### How to merge the delta of 2 rows, one in each row

In [1]:
import pandas as pd

rows = [
 ('a', 5),
 ('b', 3),
 ('c', 2),
 ('d', 1)
]

df = pd.DataFrame(data=rows, columns=['id', 'score'])

In [5]:
import findspark
findspark.init()
from pyspark.sql import SparkSession

from pyspark import SparkContext, SQLContext

from pyspark.sql.types import *

mySchema = StructType([ StructField("id", StringType(), True)\
                       ,StructField("score", LongType(), True)])

sc = SparkSession.builder.appName('testjean').getOrCreate()
sqlCtx = SQLContext(sc)
faketable = sqlCtx.createDataFrame(df, schema=mySchema)
faketable.createOrReplaceTempView('faketable')

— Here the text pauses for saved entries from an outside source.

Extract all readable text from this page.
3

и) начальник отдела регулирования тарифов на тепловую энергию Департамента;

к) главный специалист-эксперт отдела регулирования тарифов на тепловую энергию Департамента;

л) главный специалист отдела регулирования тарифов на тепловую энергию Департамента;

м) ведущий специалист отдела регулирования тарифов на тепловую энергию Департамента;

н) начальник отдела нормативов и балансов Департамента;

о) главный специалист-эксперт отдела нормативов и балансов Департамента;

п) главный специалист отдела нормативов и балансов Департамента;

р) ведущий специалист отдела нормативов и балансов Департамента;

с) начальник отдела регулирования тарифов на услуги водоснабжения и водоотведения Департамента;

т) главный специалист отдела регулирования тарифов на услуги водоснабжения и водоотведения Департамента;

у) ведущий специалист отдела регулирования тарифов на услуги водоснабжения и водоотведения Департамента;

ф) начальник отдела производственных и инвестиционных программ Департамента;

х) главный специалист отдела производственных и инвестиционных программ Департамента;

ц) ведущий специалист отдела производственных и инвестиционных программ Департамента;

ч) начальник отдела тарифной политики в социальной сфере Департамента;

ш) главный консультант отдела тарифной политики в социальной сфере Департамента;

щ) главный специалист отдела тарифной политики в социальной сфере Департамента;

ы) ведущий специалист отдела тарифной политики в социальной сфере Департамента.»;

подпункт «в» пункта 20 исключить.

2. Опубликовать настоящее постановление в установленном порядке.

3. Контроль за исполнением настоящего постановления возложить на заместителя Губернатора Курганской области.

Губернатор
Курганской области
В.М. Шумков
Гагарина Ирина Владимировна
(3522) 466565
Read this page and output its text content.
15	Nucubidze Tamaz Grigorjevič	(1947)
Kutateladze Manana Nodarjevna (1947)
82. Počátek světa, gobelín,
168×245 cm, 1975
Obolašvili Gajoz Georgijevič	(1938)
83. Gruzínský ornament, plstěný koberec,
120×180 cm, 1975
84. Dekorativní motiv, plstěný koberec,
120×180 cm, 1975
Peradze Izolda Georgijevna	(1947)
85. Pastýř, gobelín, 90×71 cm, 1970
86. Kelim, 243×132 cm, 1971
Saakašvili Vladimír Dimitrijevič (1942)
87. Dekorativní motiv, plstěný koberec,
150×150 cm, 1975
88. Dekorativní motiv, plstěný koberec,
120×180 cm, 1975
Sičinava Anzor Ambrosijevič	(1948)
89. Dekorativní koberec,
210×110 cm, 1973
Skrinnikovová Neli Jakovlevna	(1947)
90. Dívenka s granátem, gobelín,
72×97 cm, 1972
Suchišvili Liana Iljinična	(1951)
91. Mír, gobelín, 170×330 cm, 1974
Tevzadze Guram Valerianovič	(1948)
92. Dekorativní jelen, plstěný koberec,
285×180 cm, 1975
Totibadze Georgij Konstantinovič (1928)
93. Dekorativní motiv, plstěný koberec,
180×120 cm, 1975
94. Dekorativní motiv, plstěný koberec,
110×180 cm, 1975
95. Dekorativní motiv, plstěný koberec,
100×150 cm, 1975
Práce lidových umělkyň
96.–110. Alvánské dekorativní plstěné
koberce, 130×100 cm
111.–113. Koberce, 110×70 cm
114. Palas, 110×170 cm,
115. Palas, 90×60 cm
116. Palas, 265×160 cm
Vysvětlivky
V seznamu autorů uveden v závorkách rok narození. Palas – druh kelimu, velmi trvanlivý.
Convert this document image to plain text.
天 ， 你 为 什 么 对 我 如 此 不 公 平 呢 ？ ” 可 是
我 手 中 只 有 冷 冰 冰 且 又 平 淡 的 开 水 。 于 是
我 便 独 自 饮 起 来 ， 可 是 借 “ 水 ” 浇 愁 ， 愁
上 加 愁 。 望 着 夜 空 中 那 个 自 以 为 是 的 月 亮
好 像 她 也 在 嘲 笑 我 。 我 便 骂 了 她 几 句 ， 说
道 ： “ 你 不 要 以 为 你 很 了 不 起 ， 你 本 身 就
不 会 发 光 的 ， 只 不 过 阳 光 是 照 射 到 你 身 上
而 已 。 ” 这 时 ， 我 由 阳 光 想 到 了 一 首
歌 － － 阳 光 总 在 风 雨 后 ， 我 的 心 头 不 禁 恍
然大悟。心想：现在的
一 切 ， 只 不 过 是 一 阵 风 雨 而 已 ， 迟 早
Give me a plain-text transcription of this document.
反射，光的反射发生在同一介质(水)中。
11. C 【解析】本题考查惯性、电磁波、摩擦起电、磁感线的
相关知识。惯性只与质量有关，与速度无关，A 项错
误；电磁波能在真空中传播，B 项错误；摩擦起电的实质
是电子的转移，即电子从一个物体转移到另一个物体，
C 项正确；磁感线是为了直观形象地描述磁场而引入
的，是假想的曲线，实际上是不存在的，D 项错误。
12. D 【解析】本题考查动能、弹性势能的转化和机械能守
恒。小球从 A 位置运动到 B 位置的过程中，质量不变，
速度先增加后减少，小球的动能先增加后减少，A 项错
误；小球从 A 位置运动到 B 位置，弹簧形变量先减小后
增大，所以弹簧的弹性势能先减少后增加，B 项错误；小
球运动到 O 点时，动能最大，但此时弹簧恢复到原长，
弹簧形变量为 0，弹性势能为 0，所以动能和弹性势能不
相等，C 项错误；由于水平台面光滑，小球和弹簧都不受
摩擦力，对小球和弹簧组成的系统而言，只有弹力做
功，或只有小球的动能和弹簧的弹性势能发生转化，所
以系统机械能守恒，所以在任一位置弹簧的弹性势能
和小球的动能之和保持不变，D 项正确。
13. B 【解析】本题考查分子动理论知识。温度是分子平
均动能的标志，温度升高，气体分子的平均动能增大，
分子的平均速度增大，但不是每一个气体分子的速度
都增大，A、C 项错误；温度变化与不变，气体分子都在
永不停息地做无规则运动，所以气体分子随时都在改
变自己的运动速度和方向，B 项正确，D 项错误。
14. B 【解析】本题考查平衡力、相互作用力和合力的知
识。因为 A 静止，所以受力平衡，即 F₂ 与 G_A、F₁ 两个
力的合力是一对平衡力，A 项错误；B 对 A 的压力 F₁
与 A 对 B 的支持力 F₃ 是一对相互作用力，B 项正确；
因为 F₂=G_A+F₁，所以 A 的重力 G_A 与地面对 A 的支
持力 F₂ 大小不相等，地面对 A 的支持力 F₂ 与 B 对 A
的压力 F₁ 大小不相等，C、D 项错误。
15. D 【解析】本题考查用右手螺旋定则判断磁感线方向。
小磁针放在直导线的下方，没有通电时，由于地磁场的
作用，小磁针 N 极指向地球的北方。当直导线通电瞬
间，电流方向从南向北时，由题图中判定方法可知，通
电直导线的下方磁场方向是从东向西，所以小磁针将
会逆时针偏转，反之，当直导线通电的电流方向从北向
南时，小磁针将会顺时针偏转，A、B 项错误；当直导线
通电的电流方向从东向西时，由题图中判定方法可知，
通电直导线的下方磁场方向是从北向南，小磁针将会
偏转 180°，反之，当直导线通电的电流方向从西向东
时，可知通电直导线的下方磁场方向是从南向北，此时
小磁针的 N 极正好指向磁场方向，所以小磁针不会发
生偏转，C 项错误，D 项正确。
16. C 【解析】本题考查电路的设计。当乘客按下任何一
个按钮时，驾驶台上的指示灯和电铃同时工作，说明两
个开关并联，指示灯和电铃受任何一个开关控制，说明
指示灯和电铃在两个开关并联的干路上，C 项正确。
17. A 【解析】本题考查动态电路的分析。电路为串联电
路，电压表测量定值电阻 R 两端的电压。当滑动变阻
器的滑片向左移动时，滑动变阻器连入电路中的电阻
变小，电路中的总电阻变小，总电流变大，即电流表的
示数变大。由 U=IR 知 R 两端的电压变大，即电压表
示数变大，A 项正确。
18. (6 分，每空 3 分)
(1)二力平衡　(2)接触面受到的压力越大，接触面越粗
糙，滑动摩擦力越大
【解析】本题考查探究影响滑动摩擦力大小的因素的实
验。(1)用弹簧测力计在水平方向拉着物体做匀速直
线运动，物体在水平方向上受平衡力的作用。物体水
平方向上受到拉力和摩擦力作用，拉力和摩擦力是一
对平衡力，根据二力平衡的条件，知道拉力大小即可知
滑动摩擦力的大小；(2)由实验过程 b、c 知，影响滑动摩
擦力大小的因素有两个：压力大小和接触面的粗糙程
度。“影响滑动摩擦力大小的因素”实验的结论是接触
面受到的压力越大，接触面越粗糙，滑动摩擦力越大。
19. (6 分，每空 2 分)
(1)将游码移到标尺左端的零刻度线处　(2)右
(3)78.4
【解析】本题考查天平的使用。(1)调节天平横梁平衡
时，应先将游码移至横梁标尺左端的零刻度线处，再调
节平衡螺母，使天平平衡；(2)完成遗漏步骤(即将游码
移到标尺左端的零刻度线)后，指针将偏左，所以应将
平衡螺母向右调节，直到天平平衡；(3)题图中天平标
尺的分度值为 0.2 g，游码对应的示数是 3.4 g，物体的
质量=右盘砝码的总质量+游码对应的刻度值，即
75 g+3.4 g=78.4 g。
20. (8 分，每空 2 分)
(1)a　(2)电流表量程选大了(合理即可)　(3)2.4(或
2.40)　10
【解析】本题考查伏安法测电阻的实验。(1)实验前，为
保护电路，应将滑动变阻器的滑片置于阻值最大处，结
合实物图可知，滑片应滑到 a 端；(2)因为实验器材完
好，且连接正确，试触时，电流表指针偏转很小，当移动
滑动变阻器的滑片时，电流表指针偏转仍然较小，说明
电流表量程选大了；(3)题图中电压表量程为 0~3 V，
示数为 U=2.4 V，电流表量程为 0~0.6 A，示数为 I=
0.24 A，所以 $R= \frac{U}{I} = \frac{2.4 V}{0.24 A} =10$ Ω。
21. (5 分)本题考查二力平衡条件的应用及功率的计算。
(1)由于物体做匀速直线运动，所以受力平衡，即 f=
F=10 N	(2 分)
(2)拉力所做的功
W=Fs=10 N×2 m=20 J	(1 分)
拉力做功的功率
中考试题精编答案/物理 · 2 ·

## A solution is to use sql window functions

In [31]:
from pyspark.sql.functions import monotonically_increasing_id, lag, lead, when, isnull
from pyspark.sql.window import Window

faketable = faketable.withColumn('my_count', monotonically_increasing_id())

my_window = Window.partitionBy().orderBy("my_count")

faketable = faketable.withColumn("prev_score", lead(faketable.score).over(my_window))

## this line keeps every second line
faketable = faketable.filter(faketable.my_count % 2 == 0)

faketable.withColumn("delta", when(isnull(faketable.score - faketable.prev_score), 0).otherwise(faketable.score - faketable.prev_score)).show()






+---+-----+-----+----------+--------+-----+
| id|score|count|prev_score|my_count|delta|
+---+-----+-----+----------+--------+-----+
|  a|    5|    0|         3|       0|    2|
|  c|    2|    2|         1|       2|    1|
+---+-----+-----+----------+--------+-----+



In [4]:
#expected output
result = [
 ['a', 'b', 2],
 ['c', 'd', 1],
]